18 May, 2009

the wakefulness of living things

I got contacts today. No one ever said how hard it was to try to get them in the first time. I sat there for almost 40 minutes trying to get those stupid, plastic discs to cling to my eyeball. But once I did, I felt like a rockstar. My life might be a little bit better because of them. I still love my glasses, though. It's just nice to be able to watch TV, read street signs and recognize faces without having to use those black frames.

I had breakfast for nearly two hours on Saturday morning with Tara and Emily S. I love the fact that even though we are all at such different stations in life (one of us is married and pregnant; one lives in a townhome and works at Caribou while going to school; one is going to Denver for the summer and then who knows what) we can still talk forever, like we used to. It was a good morning, good to be reminded that I love and appreciate them.

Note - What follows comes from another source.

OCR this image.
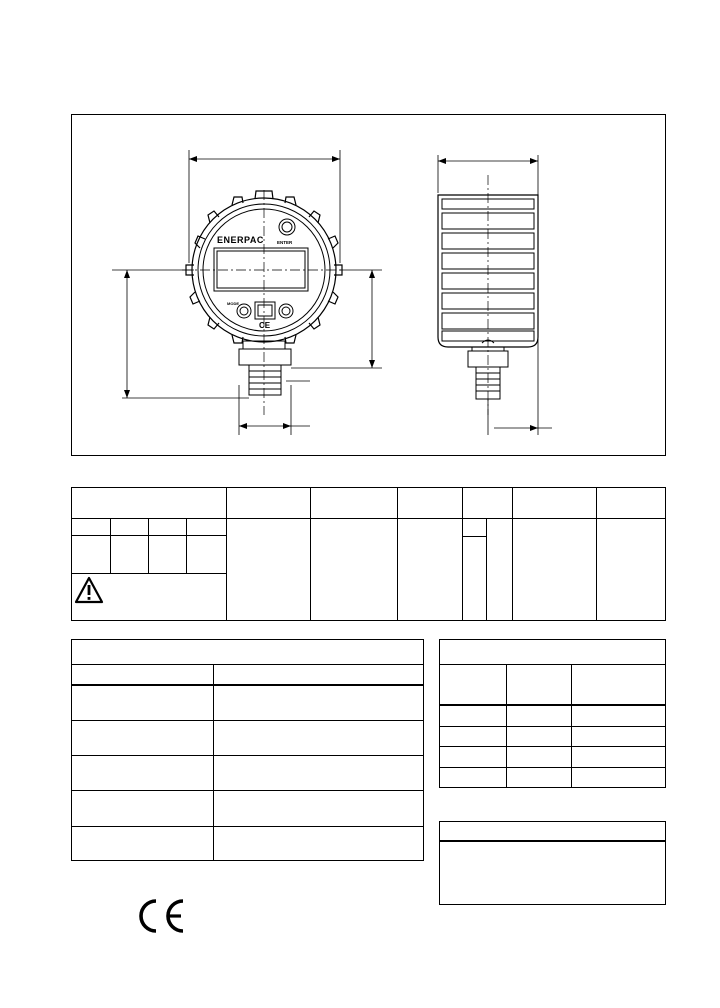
ENERPAC	ENTER
MODE
CE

I read this last night and remembered that I liked it. Emily gave me this book last year, I think.

"Happiness," Robert Hass

Because yesterday morning from the steamy window
we saw a pair of red foxes across the creek
eating the last windfall apples in the rain--
they looked up at us with their green eyes
long enough to symbolize the wakefulness of living things
and then went back to eating--

and because this morning
when she went into the gazebo with her black pen and yellow pad
to coax an inquisitive soul
from what she thinks of as the reluctance of matter,
I drove into town to drink tea in the cafe
and write notes in a journal--mist rose from the bay
like the luminous and indefinite aspect of intention,
and a small flock of tundra swans
for the second winter in a row was feeding on new grass
in the soaked fields; they symbolize mystery, I suppose,
they are also called whistling swans, are very white,
and their eyes are black--

and because the tea steamed in front of me,
and the notebook, turned to a new page,
was blank except for a faint blue idea of order,
I wrote: happiness! it is December, very cold,
we worke early this morning,
and lay in bed kissing,
our eyes squinched up like bats.

I read this poem and think, How sweet; Robert Hass and Brenda Hillman must be so peacefully pretentious.

Watching probably the GREATEST episode of "Gilmore Girls" right now with K & G: the one where Jess comes back and he's changed and he really loves her and wants the best for her now. That lopsided smile. Gets me every time.

Guion comes tomorrow! We are going hiking with the siblings in South Mountain State Park. Win was going to come, but he chose Prague over us. I guess I really don't blame him.

2 comments:

Rissa said...

Hey, good luck in Denver!

(You don't know me, but I guess I'd better explain myself. :) I think I stumbled upon your blog in one of its various incarnations ages and ages ago through a mutual friend--do you know Heather and Shane Deal? But I'm not a creepy stalker person. Just a fellow fan of Virginia Woolf and Willa Cather who has liked reading your bookish thoughts.)

Anyway, I just wanted to de-lurk to say have fun! and if you're ever in Loveland, about an hour north, you can stop by at The Little White House (where I live with three kindred spirits) for a free meal or two.